A prova era vista quase como algo sobre-humano, e com tantas ameaças, a tragédia surgiu em 1912, quando o português Francisco Lázaro faleceu durante a corrida (Fernandes, 2010). Nos anos 60 e 70 chegou a colocar-se em causa a realização da prova e a sua inclusão nos Jogos Olímpicos, devido aos casos negativos acima referidos, pois representava um esforço de ordem fisiológica perigoso. Esta discussão realçou o facto de a Maratona ser uma especialidade para atletas bem treinados e com grande capacidade atlética (Fernandes, 2010). Nas provas femininas, apesar de mais recentes, também existem testemunhos que realçam a dificuldade da Maratona. Nos Jogos Olímpicos de Los Angeles, em 1984, a suíça Gabriela Andersen-Scheiss finalizou a Maratona em 37º lugar, mas terminou a prova totalmente exausta, cambaleando na pista, quase caindo, mas utilizando todas as forças para terminar a prova (Fernandes, 2010).
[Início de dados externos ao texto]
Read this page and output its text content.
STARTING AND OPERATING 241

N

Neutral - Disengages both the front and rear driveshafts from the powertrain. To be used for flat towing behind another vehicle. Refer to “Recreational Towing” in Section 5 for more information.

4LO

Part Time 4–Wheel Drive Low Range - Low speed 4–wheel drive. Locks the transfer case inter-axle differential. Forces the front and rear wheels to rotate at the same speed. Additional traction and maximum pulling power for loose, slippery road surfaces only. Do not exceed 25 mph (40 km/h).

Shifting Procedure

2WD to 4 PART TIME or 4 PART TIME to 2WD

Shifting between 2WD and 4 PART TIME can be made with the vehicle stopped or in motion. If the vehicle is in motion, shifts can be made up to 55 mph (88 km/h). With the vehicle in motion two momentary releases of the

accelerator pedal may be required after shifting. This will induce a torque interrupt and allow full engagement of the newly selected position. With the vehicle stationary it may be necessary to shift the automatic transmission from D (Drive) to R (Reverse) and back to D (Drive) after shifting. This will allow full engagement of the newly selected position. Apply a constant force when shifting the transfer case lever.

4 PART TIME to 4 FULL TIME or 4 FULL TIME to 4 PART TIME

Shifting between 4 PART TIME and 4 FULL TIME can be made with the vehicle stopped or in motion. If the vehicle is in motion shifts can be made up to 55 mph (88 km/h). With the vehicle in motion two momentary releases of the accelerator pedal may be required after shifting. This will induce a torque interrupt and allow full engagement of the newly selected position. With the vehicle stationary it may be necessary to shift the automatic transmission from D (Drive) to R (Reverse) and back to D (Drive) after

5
Mas também foram várias as histórias positivas que contribuíram para engrandecer o mito da Maratona, nas quais se destacam as histórias de Emile Zatopek e Adebe Bikila. Zatopek venceu a Maratona dos Jogos Olímpicos de Helsínquia de 1950, depois de ter ganho as provas dos 5 quilómetros e 10 quilómetros nos mesmos Jogos Olímpicos. De realçar ainda o facto de esta ser a primeira vez que corria a distância (Soares, 2012; Fernandes, 2010).

Adele Bikila foi o primeiro africano a ganhar uma medalha de ouro nos Jogos Olímpicos. Nos Jogos Olímpicos de Roma, em 1960, o etíope correu os 42,195 quilómetros descalço, uma prova que decorreu durante a noite. Esta proeza foi repetida nos Jogos Olímpicos seguintes, em Tóquio, mas desta vez correu calçado (Fernandes, 2010).

Pode ainda incluir-se nestas histórias Carlos Lopes, que venceu a Maratona dos Jogos Olímpicos de Los Angeles em 1984 com 37 anos (o vencedor mais velho de sempre) e com um resultado que foi record olímpico até aos Jogos Olímpicos de Pequim em 2008. Este feito ganha ainda mais relevo visto que Carlos Lopes foi atropelado, embora sem gravidade, 16 dias antes da prova.

De referir que a nível nacional, as grandes figuras da modalidade são também as grandes figuras do Desporto Nacional, os dois primeiros atletas a ganharem medalhas de Ouro nos

52 Jogos Olímpicos, Carlos Lopes e Rosa Mota. Rosa Mota foi mesmo considerada em 2012 a melhor maratonista de todos os tempos pela IAAF.

Compreende-se assim o facto de ser visto como um grande feito terminar uma Maratona, é algo que nos aproxima um pouco mais dos heróis, dos Deuses. E percebe-se também o facto de a Maratona ser uma prova diferente de todas as provas de corrida, facto que pode ser aproveitado ao nível da comunicação.

Enquanto todas as outras provas de atletismo têm um nome relacionado com a distância ou com a forma de corrida, a Maratona é simplesmente a Maratona. E mesmo provas de distâncias mais curtas tendem a apoderar-se do nome Maratona, como as Minis e Meias- Maratonas. Verifica-se que até fora do sector desportivo é normal existir uma associação à Maratona, como as Maratonas de Filmes, Maratonas da Publicidade, etc.

Para além de todos estes dados apresentados, verifica-se que a Maratona tem um espaço especial guardado em outras áreas de actividade, como nas artes. Só assim se percebe como um jovem músico português, David Santos (nome artístico: Noiserv) tenha lançado em 2013 uma música denominada “It's easy to be a marathoner even if you are a carpenter” que é dedicada ao maratonista português Francisco Lázaro.